Unusual bipartisan cooperation might save a 50-year-old program that supports public lands. Photo from the Monongahela National Forest by Beth Little.
Unusual bipartisan cooperation might save a 50-year-old program that supports public lands. Photo from the Monongahela National Forest by Beth Little.
July 24, 2015

CHARLESTON, W.Va. - Conservationists are praising a rare bit of bipartisan cooperation in Congress to fund a program for public areas and historic and wilderness lands.

The Land and Water Conservation Fund takes a small portion of revenues from offshore oil and gas development and spends that on many different kinds of public lands. The 50-year-old program is set to expire in days, but Amy Lindholm, director of The Wilderness Society, said Sens. Lisa Murkowski, R-Alaska, and Maria Cantwell, D-Wash., have reached an agreement that could keep the funding in place.

"LWCF has been incredibly successful over the past 50 years," Lindholm said. "Those projects are vital things to their communities, and we want to see them continue. So, we're really thrilled with the agreement."

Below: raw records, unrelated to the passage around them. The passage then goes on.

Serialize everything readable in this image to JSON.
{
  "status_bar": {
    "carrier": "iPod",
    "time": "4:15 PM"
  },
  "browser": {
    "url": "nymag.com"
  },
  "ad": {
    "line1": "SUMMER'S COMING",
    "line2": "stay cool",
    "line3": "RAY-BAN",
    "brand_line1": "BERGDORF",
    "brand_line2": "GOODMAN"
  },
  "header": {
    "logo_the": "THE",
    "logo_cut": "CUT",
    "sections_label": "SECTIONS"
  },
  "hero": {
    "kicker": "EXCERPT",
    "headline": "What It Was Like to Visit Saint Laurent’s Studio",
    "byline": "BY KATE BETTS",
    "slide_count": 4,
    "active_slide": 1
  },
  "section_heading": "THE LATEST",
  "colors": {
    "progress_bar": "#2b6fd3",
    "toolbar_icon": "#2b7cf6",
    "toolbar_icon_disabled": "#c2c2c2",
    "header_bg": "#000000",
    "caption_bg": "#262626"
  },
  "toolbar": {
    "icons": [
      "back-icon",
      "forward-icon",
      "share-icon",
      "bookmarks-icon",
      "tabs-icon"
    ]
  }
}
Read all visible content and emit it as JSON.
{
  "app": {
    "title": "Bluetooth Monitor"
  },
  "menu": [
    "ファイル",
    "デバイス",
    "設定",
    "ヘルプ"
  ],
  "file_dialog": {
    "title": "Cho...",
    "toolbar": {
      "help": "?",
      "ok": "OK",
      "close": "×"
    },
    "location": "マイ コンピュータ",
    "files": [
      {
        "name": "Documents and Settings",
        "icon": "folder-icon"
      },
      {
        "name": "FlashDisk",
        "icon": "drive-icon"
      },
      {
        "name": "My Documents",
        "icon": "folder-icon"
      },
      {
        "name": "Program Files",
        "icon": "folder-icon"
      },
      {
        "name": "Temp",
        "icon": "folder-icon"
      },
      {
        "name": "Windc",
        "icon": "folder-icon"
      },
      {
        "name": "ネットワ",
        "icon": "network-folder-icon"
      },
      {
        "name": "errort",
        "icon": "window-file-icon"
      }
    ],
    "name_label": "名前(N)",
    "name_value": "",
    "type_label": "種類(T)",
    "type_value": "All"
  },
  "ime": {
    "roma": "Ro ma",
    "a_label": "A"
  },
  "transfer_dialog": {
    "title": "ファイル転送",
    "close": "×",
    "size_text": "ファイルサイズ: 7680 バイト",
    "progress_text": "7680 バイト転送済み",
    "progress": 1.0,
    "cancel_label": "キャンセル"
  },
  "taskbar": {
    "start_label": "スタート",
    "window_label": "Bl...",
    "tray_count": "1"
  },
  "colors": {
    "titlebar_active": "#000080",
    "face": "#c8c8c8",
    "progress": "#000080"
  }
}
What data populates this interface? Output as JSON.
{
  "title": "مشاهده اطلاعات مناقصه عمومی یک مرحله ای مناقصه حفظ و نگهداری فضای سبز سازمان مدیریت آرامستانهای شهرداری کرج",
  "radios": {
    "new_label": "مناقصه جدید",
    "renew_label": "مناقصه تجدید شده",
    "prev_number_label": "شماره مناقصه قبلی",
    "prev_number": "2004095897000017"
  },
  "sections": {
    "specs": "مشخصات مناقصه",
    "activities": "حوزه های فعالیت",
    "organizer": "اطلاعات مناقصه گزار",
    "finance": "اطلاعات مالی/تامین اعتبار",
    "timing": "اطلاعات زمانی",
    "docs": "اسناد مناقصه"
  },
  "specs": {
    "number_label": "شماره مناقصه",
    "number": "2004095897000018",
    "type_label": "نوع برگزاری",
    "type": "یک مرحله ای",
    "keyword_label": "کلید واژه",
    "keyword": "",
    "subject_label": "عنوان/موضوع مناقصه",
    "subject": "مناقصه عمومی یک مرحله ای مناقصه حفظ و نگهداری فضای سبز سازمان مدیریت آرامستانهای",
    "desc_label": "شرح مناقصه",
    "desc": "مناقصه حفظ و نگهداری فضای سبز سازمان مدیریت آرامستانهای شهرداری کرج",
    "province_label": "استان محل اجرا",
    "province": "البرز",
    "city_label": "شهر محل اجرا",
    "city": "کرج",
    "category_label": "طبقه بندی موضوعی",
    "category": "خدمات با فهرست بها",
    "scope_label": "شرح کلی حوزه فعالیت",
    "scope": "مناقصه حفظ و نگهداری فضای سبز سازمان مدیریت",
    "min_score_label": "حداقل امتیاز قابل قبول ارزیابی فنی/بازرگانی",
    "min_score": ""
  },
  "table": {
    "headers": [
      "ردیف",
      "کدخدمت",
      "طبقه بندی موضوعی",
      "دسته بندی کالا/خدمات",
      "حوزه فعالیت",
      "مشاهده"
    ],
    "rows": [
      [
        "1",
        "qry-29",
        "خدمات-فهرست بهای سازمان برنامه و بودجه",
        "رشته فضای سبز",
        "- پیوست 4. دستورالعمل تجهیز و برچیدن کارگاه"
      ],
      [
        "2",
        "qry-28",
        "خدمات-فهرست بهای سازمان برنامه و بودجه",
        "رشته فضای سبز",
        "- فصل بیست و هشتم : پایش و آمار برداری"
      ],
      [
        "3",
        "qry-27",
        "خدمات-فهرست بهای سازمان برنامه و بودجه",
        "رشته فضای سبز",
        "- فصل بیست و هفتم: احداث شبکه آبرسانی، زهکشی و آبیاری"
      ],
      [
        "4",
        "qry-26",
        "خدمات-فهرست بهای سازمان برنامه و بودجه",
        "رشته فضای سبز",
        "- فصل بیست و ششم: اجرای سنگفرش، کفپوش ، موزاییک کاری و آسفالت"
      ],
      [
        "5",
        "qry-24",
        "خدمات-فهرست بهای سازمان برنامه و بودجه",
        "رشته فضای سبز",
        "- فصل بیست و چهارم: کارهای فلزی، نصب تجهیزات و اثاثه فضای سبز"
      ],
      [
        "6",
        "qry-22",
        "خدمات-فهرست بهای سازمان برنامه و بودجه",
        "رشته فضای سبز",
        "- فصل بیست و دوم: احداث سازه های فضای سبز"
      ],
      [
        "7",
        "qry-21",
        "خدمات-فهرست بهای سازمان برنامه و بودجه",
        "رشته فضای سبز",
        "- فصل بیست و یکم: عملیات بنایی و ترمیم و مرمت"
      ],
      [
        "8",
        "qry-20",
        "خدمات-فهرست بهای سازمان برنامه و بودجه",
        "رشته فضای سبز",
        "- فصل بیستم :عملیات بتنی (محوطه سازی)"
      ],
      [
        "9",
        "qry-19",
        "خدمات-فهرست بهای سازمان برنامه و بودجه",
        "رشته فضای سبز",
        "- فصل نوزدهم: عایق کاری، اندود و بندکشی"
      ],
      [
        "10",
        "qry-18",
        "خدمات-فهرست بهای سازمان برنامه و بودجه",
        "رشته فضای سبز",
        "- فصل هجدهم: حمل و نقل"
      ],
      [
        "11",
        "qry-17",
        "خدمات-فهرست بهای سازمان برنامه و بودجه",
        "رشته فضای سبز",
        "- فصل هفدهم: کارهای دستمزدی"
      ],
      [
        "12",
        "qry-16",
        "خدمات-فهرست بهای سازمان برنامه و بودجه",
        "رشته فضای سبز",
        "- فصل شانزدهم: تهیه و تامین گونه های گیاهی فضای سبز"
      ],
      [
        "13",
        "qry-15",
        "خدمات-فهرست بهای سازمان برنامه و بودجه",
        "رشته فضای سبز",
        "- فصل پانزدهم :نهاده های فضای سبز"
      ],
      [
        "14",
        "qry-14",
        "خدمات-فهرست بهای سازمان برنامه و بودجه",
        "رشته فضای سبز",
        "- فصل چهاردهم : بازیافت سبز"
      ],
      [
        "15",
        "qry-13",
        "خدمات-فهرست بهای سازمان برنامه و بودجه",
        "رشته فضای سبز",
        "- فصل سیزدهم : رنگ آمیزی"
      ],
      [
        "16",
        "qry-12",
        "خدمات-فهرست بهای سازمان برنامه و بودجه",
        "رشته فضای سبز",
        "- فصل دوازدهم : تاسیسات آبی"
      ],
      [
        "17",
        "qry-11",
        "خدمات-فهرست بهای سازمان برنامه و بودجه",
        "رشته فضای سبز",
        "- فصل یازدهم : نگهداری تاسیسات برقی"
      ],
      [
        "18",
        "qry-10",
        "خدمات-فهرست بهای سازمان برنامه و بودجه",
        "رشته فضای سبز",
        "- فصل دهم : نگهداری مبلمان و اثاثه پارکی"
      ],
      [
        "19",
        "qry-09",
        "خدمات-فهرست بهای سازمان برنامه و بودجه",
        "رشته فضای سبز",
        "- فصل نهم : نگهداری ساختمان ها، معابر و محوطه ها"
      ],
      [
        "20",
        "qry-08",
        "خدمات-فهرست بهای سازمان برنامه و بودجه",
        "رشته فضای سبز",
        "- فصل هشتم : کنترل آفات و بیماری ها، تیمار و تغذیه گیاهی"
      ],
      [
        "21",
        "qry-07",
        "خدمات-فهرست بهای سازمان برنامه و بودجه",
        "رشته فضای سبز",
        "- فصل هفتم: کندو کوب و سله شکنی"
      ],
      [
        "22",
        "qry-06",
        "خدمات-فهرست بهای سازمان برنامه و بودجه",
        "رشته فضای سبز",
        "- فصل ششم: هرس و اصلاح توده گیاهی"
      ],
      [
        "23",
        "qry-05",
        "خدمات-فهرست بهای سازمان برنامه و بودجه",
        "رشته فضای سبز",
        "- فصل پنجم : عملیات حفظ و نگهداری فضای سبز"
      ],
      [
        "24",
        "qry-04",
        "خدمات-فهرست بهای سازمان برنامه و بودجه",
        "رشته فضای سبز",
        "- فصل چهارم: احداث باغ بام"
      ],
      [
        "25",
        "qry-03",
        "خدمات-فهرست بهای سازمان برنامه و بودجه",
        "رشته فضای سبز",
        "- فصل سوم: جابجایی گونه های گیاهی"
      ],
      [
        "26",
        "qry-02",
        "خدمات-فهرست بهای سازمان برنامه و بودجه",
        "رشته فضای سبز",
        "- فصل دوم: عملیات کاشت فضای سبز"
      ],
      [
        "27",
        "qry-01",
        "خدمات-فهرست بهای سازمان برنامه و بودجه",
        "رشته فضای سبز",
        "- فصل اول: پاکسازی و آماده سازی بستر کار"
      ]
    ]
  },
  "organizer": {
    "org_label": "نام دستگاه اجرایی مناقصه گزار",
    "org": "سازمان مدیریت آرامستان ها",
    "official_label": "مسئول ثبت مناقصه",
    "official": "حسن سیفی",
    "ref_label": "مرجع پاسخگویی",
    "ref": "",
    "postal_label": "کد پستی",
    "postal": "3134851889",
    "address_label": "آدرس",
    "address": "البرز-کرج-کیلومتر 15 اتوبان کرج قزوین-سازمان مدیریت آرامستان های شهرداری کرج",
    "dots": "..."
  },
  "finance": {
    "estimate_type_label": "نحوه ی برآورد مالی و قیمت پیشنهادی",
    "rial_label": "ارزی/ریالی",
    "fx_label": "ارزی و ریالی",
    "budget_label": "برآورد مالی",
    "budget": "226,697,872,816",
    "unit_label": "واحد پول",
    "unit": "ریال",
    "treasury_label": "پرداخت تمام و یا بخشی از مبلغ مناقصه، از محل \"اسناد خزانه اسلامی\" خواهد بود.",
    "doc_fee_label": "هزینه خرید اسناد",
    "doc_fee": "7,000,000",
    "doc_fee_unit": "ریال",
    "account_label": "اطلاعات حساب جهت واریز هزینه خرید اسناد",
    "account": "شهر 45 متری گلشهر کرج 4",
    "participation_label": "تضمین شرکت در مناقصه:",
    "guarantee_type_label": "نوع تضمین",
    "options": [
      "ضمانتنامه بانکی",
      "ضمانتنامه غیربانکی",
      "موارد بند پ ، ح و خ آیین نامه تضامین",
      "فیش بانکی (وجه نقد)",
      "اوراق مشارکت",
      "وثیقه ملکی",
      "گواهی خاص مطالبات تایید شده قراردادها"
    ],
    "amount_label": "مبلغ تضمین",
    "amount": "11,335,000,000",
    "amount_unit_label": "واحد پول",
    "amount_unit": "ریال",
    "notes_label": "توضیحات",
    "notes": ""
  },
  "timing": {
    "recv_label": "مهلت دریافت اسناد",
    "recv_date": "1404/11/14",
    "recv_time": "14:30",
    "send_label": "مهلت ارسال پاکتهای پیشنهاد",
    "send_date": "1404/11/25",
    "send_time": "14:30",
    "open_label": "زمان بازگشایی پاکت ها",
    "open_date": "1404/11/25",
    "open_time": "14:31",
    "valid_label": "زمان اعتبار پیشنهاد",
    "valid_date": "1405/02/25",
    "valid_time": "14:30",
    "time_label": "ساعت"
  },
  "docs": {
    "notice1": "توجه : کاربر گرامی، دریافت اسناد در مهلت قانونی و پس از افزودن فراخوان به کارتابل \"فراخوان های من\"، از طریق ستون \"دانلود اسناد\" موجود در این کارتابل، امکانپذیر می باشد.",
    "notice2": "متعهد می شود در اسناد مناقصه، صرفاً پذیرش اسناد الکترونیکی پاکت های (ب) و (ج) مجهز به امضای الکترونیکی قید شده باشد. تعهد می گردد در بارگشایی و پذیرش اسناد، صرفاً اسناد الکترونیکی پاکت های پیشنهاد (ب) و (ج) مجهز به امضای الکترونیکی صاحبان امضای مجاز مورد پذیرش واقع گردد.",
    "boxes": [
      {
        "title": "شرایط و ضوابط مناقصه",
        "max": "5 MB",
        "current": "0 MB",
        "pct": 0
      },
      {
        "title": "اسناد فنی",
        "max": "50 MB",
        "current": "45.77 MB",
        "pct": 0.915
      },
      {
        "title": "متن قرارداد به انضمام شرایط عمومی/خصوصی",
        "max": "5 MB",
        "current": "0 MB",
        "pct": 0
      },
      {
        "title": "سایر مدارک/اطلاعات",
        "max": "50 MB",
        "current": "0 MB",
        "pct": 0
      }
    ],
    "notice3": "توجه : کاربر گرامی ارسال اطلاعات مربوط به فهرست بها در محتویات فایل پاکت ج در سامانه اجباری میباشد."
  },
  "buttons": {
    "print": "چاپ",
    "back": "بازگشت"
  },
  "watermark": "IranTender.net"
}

Conservation programs traditionally have enjoyed bipartisan support in Congress, although that has often lapsed into acrimony of late. Observers say they hope this can mark a return to cooperation.

Funds from the LWCF go to preserve and guarantee access to everything from national wilderness areas and historic landmarks to county recreation spots. Don Owen, now a consultant with the Land Trust Alliance after spending decades working on the Appalachian Trail, said a hunter or boater in West Virginia might not realize it but the program has supported all sorts of well-loved places in the area.

"We're talking about the Appalachian Trail. We're talking about the George Washington National Forest. We're talking about the Bluestone or the New River or the Gauley," he said. "But we're also talking about county parks. We're also talking about state lands like the Sleepy Creek Wildlife Management Area."

The agreement is part of an energy bill now in the Senate. If that bill gets bogged down, The Wilderness Society hopes the measure can be attached to something moving fast enough to keep the program's funding from expiring.